I think it could be done for a struct by using the dynamic lookup functions.

flatten_struct = x -> [getfield(x, n) for n = fieldnames(typeof(x))]
julia> using FlexiMaps

julia> flatten([1:2, 5:10, 1:0])
8-element Vector{Int64}:
<...>

julia> flatmap(i -> 1:i, [1, 3, 2])
6-element Vector{Int64}:
 1
 1
 2
 3
 1
 2

This does a single level of struct flattening. It can be what one needs, but Flatten.jl main usecase is recursive flattening AFAIK.

in this example.
How does flatten() stop unnesting at the rational number level and not unpack the numerators and denominators as well?
I’d be interested in understanding it in principle as well, without the implementation details that I probably wouldn’t be able to understand.

using Flatten

struct NR
    q1::Rational{Int64}
    q2::Rational{Int64}
end

NSR = Tuple(NR(nn...) for _ in 1:4)

nn=Tuple(NR((Rational(rand(1:10,2)...) for _ in 1:2)...) for _ in 1:4)
julia>         flatten(nn)
(5//2, 2//1, 2//1, 7//9, 2//3, 3//5, 9//5, 3//5)

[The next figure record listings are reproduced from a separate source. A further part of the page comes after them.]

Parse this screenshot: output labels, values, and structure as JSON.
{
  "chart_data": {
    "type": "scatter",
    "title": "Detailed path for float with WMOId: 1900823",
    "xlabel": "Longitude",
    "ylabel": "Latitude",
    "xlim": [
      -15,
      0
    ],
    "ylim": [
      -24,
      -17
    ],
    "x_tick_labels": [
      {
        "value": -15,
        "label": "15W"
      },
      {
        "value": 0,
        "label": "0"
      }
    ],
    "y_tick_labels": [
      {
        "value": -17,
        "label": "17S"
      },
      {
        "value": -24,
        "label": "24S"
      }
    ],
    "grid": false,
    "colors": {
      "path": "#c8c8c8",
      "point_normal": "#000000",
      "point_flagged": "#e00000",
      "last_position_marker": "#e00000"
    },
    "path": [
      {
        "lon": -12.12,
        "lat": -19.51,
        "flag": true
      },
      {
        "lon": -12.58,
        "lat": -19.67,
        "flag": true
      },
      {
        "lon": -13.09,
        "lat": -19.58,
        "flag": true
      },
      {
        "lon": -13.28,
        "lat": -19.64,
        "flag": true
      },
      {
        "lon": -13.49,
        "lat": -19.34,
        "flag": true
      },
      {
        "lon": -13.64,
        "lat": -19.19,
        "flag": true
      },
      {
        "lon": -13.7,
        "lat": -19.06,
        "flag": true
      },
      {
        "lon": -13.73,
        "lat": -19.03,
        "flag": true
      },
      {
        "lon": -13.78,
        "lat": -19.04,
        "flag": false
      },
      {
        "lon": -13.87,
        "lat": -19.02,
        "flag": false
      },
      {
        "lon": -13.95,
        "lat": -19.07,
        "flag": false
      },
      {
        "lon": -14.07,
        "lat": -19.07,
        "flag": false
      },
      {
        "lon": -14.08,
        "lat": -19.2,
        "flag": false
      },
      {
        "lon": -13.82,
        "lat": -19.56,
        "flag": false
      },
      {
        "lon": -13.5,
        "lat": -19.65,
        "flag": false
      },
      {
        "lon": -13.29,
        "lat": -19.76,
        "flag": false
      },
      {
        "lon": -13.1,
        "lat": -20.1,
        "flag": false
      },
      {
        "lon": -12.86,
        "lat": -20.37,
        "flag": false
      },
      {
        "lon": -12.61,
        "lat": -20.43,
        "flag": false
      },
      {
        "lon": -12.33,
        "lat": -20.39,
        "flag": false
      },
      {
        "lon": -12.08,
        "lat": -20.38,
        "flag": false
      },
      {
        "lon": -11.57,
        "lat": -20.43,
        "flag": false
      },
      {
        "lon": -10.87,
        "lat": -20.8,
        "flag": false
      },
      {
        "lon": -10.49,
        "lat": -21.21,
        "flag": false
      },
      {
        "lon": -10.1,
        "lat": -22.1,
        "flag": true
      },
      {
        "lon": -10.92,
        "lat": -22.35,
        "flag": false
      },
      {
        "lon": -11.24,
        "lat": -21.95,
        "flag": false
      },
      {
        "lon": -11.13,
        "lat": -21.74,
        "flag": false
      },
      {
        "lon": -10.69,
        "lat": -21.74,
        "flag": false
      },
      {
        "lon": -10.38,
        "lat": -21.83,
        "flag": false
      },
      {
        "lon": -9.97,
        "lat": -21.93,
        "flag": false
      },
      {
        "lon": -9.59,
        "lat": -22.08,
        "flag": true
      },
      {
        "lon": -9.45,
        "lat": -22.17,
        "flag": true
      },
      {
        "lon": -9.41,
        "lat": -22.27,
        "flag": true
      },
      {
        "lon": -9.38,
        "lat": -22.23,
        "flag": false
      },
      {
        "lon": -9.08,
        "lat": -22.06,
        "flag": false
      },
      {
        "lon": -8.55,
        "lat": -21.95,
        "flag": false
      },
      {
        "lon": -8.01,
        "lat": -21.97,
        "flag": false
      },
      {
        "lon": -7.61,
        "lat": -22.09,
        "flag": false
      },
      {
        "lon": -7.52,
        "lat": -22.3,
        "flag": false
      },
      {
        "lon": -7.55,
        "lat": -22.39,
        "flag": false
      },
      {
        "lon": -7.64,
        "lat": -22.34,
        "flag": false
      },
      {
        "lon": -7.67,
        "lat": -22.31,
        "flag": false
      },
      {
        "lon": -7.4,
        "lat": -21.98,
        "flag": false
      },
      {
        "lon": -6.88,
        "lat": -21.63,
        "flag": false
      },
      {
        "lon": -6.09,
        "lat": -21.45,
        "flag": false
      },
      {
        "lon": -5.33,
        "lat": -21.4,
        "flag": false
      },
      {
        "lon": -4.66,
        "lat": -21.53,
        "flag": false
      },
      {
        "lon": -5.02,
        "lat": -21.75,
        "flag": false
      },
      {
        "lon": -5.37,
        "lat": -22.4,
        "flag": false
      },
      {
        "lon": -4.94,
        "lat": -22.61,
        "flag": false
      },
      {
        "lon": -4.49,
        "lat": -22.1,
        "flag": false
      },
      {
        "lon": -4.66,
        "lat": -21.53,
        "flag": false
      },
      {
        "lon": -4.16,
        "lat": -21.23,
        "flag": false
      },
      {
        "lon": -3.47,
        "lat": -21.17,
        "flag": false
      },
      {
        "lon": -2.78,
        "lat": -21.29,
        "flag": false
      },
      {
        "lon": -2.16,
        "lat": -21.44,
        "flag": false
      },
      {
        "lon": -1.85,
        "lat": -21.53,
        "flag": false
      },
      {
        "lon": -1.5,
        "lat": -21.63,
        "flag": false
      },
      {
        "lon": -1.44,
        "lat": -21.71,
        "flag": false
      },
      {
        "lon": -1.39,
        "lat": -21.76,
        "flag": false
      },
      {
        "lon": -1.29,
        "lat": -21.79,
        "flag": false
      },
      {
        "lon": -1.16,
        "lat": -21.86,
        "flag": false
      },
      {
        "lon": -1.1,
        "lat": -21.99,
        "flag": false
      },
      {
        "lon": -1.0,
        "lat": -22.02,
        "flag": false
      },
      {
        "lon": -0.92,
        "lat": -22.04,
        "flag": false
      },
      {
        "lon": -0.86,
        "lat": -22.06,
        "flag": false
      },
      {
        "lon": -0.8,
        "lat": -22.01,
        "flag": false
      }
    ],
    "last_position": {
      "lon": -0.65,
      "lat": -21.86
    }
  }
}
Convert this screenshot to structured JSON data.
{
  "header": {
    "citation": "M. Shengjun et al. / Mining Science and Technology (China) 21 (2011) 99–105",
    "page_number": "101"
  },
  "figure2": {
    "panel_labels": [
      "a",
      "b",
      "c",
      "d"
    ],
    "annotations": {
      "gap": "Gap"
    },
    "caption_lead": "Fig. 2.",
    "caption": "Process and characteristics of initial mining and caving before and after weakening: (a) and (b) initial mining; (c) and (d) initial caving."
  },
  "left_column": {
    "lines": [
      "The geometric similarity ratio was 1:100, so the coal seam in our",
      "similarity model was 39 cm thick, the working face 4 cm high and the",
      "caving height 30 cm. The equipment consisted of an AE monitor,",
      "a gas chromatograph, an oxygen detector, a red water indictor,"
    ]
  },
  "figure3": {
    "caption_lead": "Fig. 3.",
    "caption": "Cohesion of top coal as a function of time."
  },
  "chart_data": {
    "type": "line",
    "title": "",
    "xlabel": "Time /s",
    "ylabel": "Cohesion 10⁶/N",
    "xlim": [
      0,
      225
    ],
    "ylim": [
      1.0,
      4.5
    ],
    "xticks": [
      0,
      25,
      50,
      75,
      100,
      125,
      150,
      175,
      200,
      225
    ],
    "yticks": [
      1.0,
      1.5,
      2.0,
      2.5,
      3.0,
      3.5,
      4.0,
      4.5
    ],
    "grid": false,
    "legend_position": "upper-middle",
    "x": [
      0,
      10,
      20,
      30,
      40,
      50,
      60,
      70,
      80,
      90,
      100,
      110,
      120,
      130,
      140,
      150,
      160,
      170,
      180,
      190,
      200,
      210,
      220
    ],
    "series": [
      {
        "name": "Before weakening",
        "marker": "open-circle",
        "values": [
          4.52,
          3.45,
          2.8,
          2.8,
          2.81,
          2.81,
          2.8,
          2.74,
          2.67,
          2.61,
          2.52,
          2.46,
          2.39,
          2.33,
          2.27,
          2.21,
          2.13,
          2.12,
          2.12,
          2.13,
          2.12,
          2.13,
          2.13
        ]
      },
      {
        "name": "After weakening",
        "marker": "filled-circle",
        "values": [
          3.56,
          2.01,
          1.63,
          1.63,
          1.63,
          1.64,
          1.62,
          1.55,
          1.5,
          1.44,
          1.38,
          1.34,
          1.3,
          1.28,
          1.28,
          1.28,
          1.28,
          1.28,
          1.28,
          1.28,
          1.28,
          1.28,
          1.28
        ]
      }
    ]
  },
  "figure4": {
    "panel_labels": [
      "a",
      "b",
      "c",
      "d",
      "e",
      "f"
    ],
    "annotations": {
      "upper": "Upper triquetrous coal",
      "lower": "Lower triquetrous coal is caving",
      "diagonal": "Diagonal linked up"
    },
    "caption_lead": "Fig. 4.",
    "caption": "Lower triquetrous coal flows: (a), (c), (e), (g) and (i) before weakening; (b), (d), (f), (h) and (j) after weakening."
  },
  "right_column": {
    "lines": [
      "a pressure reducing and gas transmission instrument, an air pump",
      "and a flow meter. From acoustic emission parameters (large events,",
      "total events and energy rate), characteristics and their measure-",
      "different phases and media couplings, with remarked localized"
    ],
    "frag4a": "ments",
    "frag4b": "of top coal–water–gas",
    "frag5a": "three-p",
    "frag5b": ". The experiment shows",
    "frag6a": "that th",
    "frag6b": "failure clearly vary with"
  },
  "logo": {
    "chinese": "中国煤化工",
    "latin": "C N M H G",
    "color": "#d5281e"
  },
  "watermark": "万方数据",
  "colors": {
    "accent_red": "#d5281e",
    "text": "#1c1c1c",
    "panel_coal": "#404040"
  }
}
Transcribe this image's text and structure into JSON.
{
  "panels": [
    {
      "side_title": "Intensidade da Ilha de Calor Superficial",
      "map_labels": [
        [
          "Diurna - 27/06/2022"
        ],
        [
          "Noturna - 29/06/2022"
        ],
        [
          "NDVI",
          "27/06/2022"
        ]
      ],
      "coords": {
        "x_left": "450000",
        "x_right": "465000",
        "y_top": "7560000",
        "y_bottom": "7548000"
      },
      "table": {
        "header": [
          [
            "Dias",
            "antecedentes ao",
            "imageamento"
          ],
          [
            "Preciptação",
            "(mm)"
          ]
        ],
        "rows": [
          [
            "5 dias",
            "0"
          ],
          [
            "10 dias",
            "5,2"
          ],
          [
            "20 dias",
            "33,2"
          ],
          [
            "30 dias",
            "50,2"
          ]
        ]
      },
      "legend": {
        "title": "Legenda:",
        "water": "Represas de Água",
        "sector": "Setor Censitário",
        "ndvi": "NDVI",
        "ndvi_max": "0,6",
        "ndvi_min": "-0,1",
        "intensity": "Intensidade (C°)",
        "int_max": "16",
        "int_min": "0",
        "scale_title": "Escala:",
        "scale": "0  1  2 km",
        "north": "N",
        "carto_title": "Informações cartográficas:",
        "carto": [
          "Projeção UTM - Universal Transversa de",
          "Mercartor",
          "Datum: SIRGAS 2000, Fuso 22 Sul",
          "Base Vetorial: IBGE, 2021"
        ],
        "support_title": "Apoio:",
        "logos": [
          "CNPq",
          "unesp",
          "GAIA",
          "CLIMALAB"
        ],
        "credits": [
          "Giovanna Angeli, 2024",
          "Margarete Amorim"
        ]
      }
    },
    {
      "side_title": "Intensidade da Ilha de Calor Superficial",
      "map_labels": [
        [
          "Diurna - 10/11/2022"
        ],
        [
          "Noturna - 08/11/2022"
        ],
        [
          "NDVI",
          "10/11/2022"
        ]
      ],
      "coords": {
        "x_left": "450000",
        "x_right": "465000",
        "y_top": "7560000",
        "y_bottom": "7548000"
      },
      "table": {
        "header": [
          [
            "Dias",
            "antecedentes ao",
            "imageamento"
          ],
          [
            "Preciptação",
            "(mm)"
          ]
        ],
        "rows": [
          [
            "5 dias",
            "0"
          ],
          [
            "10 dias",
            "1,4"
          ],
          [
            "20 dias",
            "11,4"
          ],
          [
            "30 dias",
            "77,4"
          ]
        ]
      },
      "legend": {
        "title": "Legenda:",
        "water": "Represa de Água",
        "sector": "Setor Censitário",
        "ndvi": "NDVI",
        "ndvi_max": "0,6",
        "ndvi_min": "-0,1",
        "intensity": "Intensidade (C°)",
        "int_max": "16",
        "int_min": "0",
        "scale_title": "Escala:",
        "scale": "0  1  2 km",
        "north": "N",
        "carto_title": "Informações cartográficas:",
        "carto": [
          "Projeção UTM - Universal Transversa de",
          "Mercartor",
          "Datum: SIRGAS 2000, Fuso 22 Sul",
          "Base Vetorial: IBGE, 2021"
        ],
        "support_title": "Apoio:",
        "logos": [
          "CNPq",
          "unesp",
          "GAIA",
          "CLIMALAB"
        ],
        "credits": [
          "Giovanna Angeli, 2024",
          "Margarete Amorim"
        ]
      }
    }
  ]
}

This is just because you are not passing any arguments to flatten, and the default behavior is to flatten Real. Maybe that’s not well enough documented.

If you want the inner values, use flatten(nn, Int64) and it will look inside the Rational numbers for Int64.

1 Like

Okay. Thank you.
I don’t need to unpack the rationali.
I was wondering how the function could be so “smart” that it stops at the right point.
So, conceptually, the recursive function (with default parameters) unpacks everything that isn’t Real?